Competitor repricing behavior analysis identifies how specific sellers adjust their prices in response to market changes. Some sellers follow the Buy Box price closely, adjusting within minutes. Others reprice on a daily or weekly schedule. Understanding competitor repricing patterns helps you set your own repricing rules more effectively, timing adjustments to capitalize on competitor inactivity or avoid triggering price wars.

Price elasticity estimation helps sellers determine how price changes affect sales volume. By correlating price changes with sales rank movements (which indicate relative sales velocity), you can estimate how sensitive demand is to price for specific products. Products with high elasticity benefit from aggressive competitive pricing, while products with low elasticity (often niche or specialty items) can sustain higher margins without significant volume loss.

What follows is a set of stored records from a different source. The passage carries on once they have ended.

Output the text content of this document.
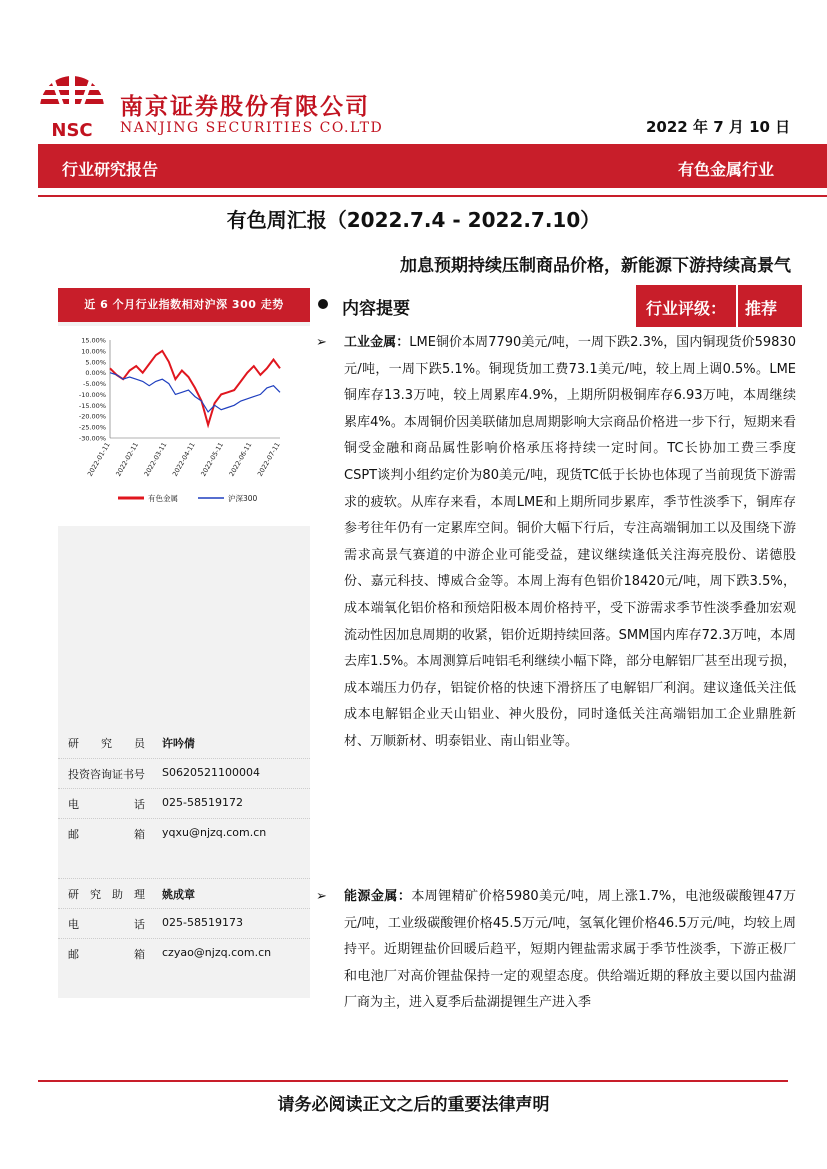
NSC
南京证券股份有限公司
NANJING SECURITIES CO.LTD	2022 年 7 月 10 日
行业研究报告	有色金属行业
有色周汇报（2022.7.4 - 2022.7.10）
加息预期持续压制商品价格，新能源下游持续高景气
近 6 个月行业指数相对沪深 300 走势
15.00%
10.00%
5.00%
0.00%
-5.00%
-10.00%
-15.00%
-20.00%
-25.00%
-30.00%
2022-01-11 2022-02-11 2022-03-11 2022-04-11 2022-05-11 2022-06-11 2022-07-11
有色金属	沪深300
研　　究　　员 许吟倩
投资咨询证书号 S0620521100004
电　　　　　话 025-58519172
邮　　　　　箱 yqxu@njzq.com.cn
研　究　助　理 姚成章
电　　　　　话 025-58519173
邮　　　　　箱 czyao@njzq.com.cn
内容提要	行业评级： 推荐
➢	工业金属：LME铜价本周7790美元/吨，一周下跌2.3%，国内铜现货价59830元/吨，一周下跌5.1%。铜现货加工费73.1美元/吨，较上周上调0.5%。LME铜库存13.3万吨，较上周累库4.9%，上期所阴极铜库存6.93万吨，本周继续累库4%。本周铜价因美联储加息周期影响大宗商品价格进一步下行，短期来看铜受金融和商品属性影响价格承压将持续一定时间。TC长协加工费三季度CSPT谈判小组约定价为80美元/吨，现货TC低于长协也体现了当前现货下游需求的疲软。从库存来看，本周LME和上期所同步累库，季节性淡季下，铜库存参考往年仍有一定累库空间。铜价大幅下行后，专注高端铜加工以及围绕下游需求高景气赛道的中游企业可能受益，建议继续逢低关注海亮股份、诺德股份、嘉元科技、博威合金等。本周上海有色铝价18420元/吨，周下跌3.5%，成本端氧化铝价格和预焙阳极本周价格持平，受下游需求季节性淡季叠加宏观流动性因加息周期的收紧，铝价近期持续回落。SMM国内库存72.3万吨，本周去库1.5%。本周测算后吨铝毛利继续小幅下降，部分电解铝厂甚至出现亏损，成本端压力仍存，铝锭价格的快速下滑挤压了电解铝厂利润。建议逢低关注低成本电解铝企业天山铝业、神火股份，同时逢低关注高端铝加工企业鼎胜新材、万顺新材、明泰铝业、南山铝业等。

➢	能源金属：本周锂精矿价格5980美元/吨，周上涨1.7%，电池级碳酸锂47万元/吨，工业级碳酸锂价格45.5万元/吨，氢氧化锂价格46.5万元/吨，均较上周持平。近期锂盐价回暖后趋平，短期内锂盐需求属于季节性淡季，下游正极厂和电池厂对高价锂盐保持一定的观望态度。供给端近期的释放主要以国内盐湖厂商为主，进入夏季后盐湖提锂生产进入季

请务必阅读正文之后的重要法律声明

The data from these analyses feeds directly into better pricing decisions, whether you are a consumer timing a purchase, a seller optimizing margins, or a brand monitoring channel pricing compliance.

Key Takeaway

Start with free tools like CamelCamelCamel or Keepa to get immediate price history and alerts, then graduate to custom automation with Playwright when you need to track at scale or require data ownership for competitive analysis.